To determine the role of NOX4 in pro-inflammatory gene induction by Ox-PAPC, we tested the effects of silencing of NOX4 and its components p22phox and rac1 on IL-8 regulation by Ox-PAPC. Silencing of NOX4, p22phox, and rac1 caused a significant decrease of IL-8 induction by Ox-PAPC. Previously, we reported that Ox-PAPC activates eNOS to increase the formation of reactive oxygen species (e.g. ONOO−) in HAEC and that ROS are responsible for the induction of IL-8 and LDLR . From the results of the current study, we suggest that the superoxide from NOX4 is rapidly converted to peroxynitrite (ONOO−) by diffusion-controlled interaction with NO derived from eNOS to regulate IL-8 and LDLR expression in HAEC. We also confirmed that classical NOX inhibitors (apocynin and diphenyleneiodonium) showed efficient inhibition of IL-8, MCP-1 and LDLR expression by Ox-PAPC (data not shown). However, since previous reports showed that DPI and apocynin are not specific to the NOX complex [38–41], we employed the silencing of NOX4 and its components to address their role in gene regulation in HAEC.

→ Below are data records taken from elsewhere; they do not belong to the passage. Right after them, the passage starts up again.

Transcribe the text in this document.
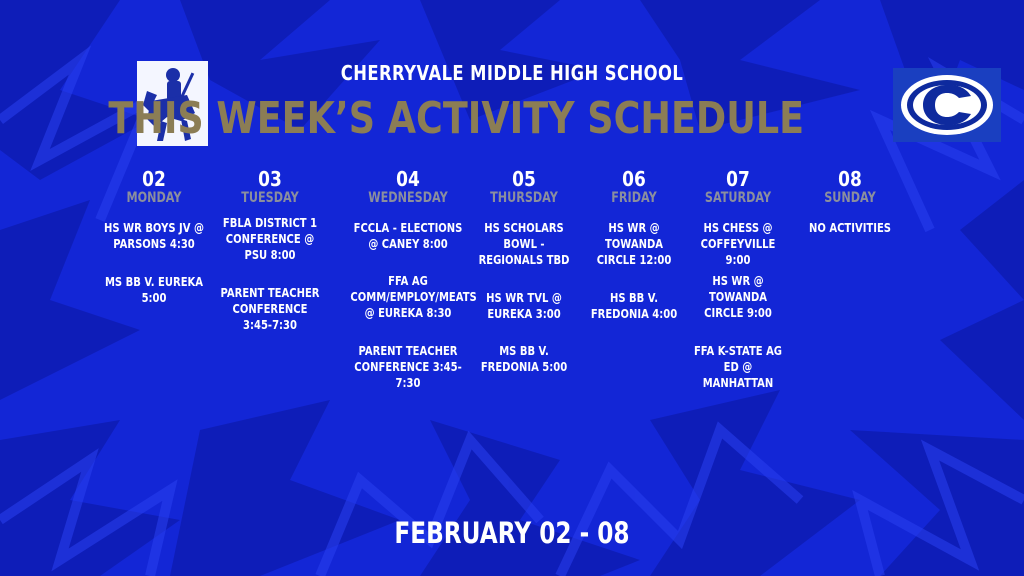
CHERRYVALE MIDDLE HIGH SCHOOL
THIS WEEK’S ACTIVITY SCHEDULE
02
MONDAY
03
TUESDAY
04
WEDNESDAY
05
THURSDAY
06
FRIDAY
07
SATURDAY
08
SUNDAY
HS WR BOYS JV @ PARSONS 4:30
MS BB V. EUREKA 5:00
FBLA DISTRICT 1 CONFERENCE @ PSU 8:00
PARENT TEACHER CONFERENCE 3:45-7:30
FCCLA - ELECTIONS @ CANEY 8:00
FFA AG COMM/EMPLOY/MEATS @ EUREKA 8:30
PARENT TEACHER CONFERENCE 3:45-7:30
HS SCHOLARS BOWL - REGIONALS TBD
HS WR TVL @ EUREKA 3:00
MS BB V. FREDONIA 5:00
HS WR @ TOWANDA CIRCLE 12:00
HS BB V. FREDONIA 4:00
HS CHESS @ COFFEYVILLE 9:00
HS WR @ TOWANDA CIRCLE 9:00
FFA K-STATE AG ED @ MANHATTAN
NO ACTIVITIES
FEBRUARY 02 - 08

Interestingly, while NOX4 gene silencing downregulated IL-8, MCP-1 and LDLR, NOX4 silencing did not inhibit the induction of HO-1 or ATF3, suggesting NOX4 is involved in specific proinflammatory signaling pathways in HAEC. Previously, we reported that Ox-PAPC induced pro- and anti-atherogenic responses in HAEC through separate signaling pathways [4, 6, 42]. The blocking of VEGFR2 signaling or co-treatment of high-density lipoprotein (HDL) decreased proinflammatory gene (IL-8) induction by Ox-PAPC. However, the induction of HO-1 by Ox-PAPC was not affected by VEGFR2 inhibition or HDL co-treatment. Thus, our results suggest that NOX4 is involved in mediating pro-atherogenic responses but not in mediating anti-atherogenic responses in HAEC. Recently, we reported that another redox regulating system, plasma membrane electron transport (PMET), is involved in the regulation of HO-1 transcription, but not in the regulation of IL-8 and LDLR, by Ox-PAPC in endothelial cells .
In conclusion, we demonstrated that Ox-PAPC regulates proinflammatory and sterol regulatory genes (IL-8, MCP-1, and LDLR) through NOX4 activation. We also demonstrated that VEGFR2-mediated rac1 activation is involved in the regulation of NOX4 activation and downstream gene regulation in HAEC.
This research was supported by NIH grants HL30568 and HL64731 (JAB) and by American Heart Association pre- and postdoctoral fellowships (NMG, SDL).